Publication Year: 1970.

Minus 148°: The Winter Ascent of Mt. McKinley, by Art Davidson. New York: W. W. Norton & Company, Inc., 1969. 218 pages, 32 photographs. Price: $5.95.

It is understandable, if not forgivable, that all expedition books tend to sound identical. The author seems to feel that for the reader to earn the thrill of the summit day, he must undergo all the tedium of planning, packing, and travelling – even checking through customs. (The worst offenders in this respect were some of those massive Himalayan accounts: halfway through the book, the protagonists were still snapping photographs of quaint villagers along the hike-in route.) As if to make up for all the petty squabbles that happened on the trip itself, the author usually paints glittering portraits of all his cronies; only by reading between the lines can we get a sense that our heroes were any less bland or tactful than aspiring vice-presidents. And the ritual melodrama of the final push, carried out by gutsy but prudent, superbly trained climbers who inevitably find the difficulties just within their grasp, camouflages all the things a reader really wants to know: just how hard was it? and what was it really like?

Art Davidson’s book seems to me remarkable in avoiding these predictable pitfalls. The reader lands on the Kahiltna Glacier on page 30, and what prologue precedes this is both entertaining and insightful.

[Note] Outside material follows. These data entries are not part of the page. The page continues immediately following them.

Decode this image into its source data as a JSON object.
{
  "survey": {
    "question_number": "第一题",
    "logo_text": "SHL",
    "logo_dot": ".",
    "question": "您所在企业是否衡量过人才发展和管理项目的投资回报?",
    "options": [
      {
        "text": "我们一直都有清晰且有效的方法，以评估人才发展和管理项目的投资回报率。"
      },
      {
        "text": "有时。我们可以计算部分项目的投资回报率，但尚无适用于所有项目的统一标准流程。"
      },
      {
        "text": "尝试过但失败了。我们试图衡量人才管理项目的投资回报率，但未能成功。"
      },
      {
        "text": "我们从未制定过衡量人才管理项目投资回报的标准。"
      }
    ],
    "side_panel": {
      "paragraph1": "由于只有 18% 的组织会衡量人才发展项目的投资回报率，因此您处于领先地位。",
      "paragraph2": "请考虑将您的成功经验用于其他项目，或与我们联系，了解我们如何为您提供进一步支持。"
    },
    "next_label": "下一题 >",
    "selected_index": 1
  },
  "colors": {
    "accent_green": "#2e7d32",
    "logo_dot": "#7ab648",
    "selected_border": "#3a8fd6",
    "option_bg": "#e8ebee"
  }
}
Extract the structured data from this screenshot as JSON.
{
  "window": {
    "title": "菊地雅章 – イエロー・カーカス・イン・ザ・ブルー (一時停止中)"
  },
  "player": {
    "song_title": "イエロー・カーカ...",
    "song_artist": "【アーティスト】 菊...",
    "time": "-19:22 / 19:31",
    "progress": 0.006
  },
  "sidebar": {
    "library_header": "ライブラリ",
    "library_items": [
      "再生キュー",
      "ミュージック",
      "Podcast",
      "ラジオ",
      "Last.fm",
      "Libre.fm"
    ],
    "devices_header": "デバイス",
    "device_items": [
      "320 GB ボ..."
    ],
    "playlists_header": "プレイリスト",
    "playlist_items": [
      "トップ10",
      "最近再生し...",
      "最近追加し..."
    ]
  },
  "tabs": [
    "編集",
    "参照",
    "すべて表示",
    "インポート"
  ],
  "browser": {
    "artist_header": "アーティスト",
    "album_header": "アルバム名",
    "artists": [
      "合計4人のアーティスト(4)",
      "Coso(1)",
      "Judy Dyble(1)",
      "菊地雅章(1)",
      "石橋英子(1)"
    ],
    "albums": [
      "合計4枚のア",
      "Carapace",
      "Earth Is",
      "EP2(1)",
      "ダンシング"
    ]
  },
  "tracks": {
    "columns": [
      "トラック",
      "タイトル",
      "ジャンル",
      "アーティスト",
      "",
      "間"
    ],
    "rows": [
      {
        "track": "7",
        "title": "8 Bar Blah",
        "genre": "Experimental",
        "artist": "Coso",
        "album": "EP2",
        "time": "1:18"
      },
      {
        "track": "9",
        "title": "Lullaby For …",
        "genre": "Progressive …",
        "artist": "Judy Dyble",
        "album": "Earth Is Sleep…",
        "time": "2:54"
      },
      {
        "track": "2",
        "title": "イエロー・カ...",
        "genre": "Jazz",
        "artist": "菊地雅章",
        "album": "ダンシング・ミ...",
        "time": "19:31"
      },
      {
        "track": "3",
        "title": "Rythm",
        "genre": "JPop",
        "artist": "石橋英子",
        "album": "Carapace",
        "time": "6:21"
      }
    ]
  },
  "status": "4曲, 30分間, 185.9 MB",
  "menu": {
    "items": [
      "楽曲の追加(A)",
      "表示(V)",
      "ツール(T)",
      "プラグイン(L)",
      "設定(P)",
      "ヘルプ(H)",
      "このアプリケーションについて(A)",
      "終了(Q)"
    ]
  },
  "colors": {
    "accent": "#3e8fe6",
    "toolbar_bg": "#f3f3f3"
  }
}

Much of the effort of the book goes toward capturing a sense of the clashing personalities, the disparate levels of ability, and the unequal degrees of commitment, of the expedition’s members. To their credit, even those members whose portraits are least heroic were willing to lend Davidson their diaries, extensive quotes from which do a great deal toward making them come alive as people. As for the climb itself, the author disguises neither the sense of guilt and defeat occasioned by Jacques Batkin’s death in a crevasse on only the third day of the trip, nor the fact that the summit push itself, when finally made, was not particularly difficult.

It is the six-day bivouac after the summit that Dave Johnston, Ray Genet, and the author spent at Denali Pass during a violent and continuous storm, that stands at the center of this account. Davidson has handled thecomplexity of the situation well by shifting antiphonally from his own experience above to the diary entries (often telling in their indirectness) of the other four below. By concentrating on the day-by-day, minute-by- minute details of their ordeal, Davidson has made vivid the tiny things that dying men measure their lives by. Their survival was partly due to endurance and courage, but also – what is more interesting, and more to the author’s credit for conveying – to luck and hunch. The week that the three spent in a partially excavated snow cave in winter near the summit of North America’s highest mountain ranks, by itself, as one of the rare classic stories of survival in mountaineering annals. For finding that story recounted in Minus 148°, with all its attendant horrors and absurdities, with all its delusive dreams and eloquent realities, the reader can only be grateful.